Uncertainty Regarding Trump’s Position Leaves Families in Limbo

“I told my family: I don’t want you to get deported because of me. It’s because I have DACA that the government has our information.”

Nafisa is one of approximately 750,000 people who have benefitted from DACA, Deferred Action for Childhood Arrivals, a program created by the Obama administration for some undocumented immigrants who came to the US as children. DACA has enabled individuals to work legally and pursue an education for a two-year period, but to do so, they had to register with the federal government.

Kazi Fouzia, a community organizer at DRUM, reading a handout at a rally organized by DRUM in Brooklyn, New York, January 25, 2017.  © 2017 DRUM Facebook page

As she spoke at a meeting of Desis Rising Up and Moving (DRUM), a community-based social justice organization of working-class South Asian immigrants in New York City, Nafisa expressed the fears of many that the information submitted for DACA might now be used to help deport her and her undocumented parents.

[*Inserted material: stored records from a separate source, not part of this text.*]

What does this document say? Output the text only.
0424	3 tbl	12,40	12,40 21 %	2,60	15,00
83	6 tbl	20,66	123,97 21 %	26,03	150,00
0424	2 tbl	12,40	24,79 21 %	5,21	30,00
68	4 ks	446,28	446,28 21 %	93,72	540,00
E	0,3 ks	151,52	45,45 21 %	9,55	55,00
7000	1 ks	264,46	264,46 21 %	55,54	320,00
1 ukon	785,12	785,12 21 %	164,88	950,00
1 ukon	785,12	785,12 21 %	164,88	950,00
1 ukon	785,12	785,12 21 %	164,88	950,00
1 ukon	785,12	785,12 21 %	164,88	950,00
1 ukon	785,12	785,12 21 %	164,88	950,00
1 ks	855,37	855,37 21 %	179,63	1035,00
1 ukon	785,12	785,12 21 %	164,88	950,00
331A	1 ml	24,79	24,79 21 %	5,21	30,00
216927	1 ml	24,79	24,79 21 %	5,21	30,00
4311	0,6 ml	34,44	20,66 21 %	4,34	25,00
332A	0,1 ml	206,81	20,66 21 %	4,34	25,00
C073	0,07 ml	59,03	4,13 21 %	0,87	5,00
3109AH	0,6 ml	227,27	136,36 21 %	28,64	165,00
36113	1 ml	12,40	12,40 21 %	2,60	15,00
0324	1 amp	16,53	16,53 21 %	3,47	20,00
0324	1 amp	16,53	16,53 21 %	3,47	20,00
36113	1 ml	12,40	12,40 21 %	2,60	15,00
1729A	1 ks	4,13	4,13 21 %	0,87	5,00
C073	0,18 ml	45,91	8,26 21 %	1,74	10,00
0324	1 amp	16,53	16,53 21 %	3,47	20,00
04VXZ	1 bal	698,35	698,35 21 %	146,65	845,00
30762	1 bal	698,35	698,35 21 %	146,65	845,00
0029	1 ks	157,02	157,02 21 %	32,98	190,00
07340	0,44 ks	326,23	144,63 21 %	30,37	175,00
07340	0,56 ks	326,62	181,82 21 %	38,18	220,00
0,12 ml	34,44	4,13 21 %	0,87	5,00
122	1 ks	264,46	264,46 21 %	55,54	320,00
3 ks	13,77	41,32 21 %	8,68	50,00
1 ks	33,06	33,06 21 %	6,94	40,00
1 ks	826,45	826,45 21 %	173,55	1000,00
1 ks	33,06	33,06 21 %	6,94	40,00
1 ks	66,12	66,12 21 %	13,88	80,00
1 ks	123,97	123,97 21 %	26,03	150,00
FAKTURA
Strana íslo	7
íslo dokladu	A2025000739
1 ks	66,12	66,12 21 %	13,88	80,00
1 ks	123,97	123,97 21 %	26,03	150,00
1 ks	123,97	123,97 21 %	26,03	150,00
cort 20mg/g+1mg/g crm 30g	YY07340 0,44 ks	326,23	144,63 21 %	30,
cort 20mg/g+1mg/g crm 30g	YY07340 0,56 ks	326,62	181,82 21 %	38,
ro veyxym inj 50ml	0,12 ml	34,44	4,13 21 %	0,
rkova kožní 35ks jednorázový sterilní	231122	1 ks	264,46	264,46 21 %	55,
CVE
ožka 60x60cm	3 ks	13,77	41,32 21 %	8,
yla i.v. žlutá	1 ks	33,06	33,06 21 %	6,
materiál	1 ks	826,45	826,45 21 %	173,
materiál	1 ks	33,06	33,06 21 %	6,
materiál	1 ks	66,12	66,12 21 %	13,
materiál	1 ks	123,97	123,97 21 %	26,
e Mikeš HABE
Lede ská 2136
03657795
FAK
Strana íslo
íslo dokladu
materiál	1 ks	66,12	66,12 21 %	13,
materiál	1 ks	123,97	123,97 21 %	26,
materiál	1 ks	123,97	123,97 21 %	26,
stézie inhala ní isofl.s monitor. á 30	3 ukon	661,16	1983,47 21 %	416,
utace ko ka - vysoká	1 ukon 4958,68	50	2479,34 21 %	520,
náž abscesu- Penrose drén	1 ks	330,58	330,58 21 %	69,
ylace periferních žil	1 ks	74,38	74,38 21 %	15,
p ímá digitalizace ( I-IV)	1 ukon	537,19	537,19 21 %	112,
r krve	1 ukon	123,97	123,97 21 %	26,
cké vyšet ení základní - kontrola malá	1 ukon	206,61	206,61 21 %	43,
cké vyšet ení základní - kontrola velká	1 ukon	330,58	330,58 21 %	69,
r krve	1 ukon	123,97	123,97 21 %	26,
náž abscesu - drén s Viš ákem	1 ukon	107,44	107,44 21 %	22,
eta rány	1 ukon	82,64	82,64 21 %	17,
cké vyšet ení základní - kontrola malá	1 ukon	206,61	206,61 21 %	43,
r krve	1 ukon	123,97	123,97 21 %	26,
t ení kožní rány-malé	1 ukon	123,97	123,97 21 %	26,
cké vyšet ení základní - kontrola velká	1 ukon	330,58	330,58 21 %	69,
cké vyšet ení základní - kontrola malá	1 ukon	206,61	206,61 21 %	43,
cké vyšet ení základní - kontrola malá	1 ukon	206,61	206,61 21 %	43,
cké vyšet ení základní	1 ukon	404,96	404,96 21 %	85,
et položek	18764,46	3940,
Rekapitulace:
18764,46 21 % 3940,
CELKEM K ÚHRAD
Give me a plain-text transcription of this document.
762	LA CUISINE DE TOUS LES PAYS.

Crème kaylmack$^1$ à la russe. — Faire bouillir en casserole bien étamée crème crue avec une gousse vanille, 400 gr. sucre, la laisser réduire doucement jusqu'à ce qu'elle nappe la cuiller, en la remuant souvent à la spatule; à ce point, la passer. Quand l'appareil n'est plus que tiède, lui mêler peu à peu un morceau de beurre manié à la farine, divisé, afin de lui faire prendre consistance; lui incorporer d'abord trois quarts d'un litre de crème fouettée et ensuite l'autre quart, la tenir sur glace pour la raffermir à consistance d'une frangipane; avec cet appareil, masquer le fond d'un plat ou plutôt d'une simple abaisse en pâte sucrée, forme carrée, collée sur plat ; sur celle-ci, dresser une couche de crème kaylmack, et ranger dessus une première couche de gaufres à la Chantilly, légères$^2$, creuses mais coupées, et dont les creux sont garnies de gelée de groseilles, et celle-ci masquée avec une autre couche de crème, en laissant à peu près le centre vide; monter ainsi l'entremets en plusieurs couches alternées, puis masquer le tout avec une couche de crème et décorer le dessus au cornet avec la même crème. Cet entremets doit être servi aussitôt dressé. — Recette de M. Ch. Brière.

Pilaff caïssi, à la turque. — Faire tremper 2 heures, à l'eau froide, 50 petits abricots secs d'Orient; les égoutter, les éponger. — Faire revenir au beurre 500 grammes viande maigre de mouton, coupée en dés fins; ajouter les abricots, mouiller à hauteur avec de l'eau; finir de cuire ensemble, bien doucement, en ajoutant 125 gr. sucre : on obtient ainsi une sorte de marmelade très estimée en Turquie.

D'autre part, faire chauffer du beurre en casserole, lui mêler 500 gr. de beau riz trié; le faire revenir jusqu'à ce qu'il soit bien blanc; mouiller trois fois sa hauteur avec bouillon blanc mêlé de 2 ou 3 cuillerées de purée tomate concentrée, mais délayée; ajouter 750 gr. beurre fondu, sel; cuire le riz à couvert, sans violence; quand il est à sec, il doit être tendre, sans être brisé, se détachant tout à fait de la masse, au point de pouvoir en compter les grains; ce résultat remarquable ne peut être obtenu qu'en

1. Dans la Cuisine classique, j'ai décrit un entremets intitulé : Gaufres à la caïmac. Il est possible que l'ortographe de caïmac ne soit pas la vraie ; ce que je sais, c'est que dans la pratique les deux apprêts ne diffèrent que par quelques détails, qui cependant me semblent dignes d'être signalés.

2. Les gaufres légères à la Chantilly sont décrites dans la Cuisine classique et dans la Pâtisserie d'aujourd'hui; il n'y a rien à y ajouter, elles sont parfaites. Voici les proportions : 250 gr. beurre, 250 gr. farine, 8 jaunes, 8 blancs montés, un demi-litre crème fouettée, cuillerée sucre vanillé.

The position of the new administration is ambiguous at best. During his campaign, Trump promised to cancel DACA, but more recently, he stated that DACA participants shouldn’t be “very worried.” At this point, the future for DACA recipients remains uncertain.

“A member came to me for help renewing their DACA,” said Kazi Fouzia, a community organizer at DRUM. “I told them that we don’t know, but it may be cancelled. We have to tell our members the truth, but we don’t want to scare them.”

Since Trump signed two executive actions on immigration and border policy, Kazi has been receiving an endless stream of calls and visits from members attempting to grasp how these policies will affect their ability to remain in this country and their current vulnerability to deportation. Although they don’t directly affect DACA, they are clearly designed to increase detentions and deportations. As reports of ICE raids – both real and fake – spread through immigrant communities, these fears have only increased. Just yesterday, Daniel Ramirez Medina, a DACA recipient in Seattle was taken into custody by ICE, a spokesman for which said he admitted a gang affiliation. Mr. Ramirez responded that he was pressured to falsely admit the affiliation, which he “unequivocally denies.”

Members have confided to Kazi that, “they are so concerned that they watch the news every second of every day. They’re not even eating properly because they’re so stressed. It’s not healthy behavior.”

After the meeting, Raihana, a member of DRUM, asked me if I knew anyone who was looking to hire a caretaker and explained, “I'm undocumented. Right now, my son’s income supports the entire family. But once his DACA expires, who knows what will happen? I need to find a job.” 

Fahd Ahmed, Executive Director of DRUM, led the chant that would conclude the meeting: “When I say ‘Here to stay!’ you say ‘Here to fight!’” A room full of members, staff, interpreters, hailing from at least four countries, speaking three different languages, shouted over the sounds of the nearby 7 train: “Here to stay! Here to fight!”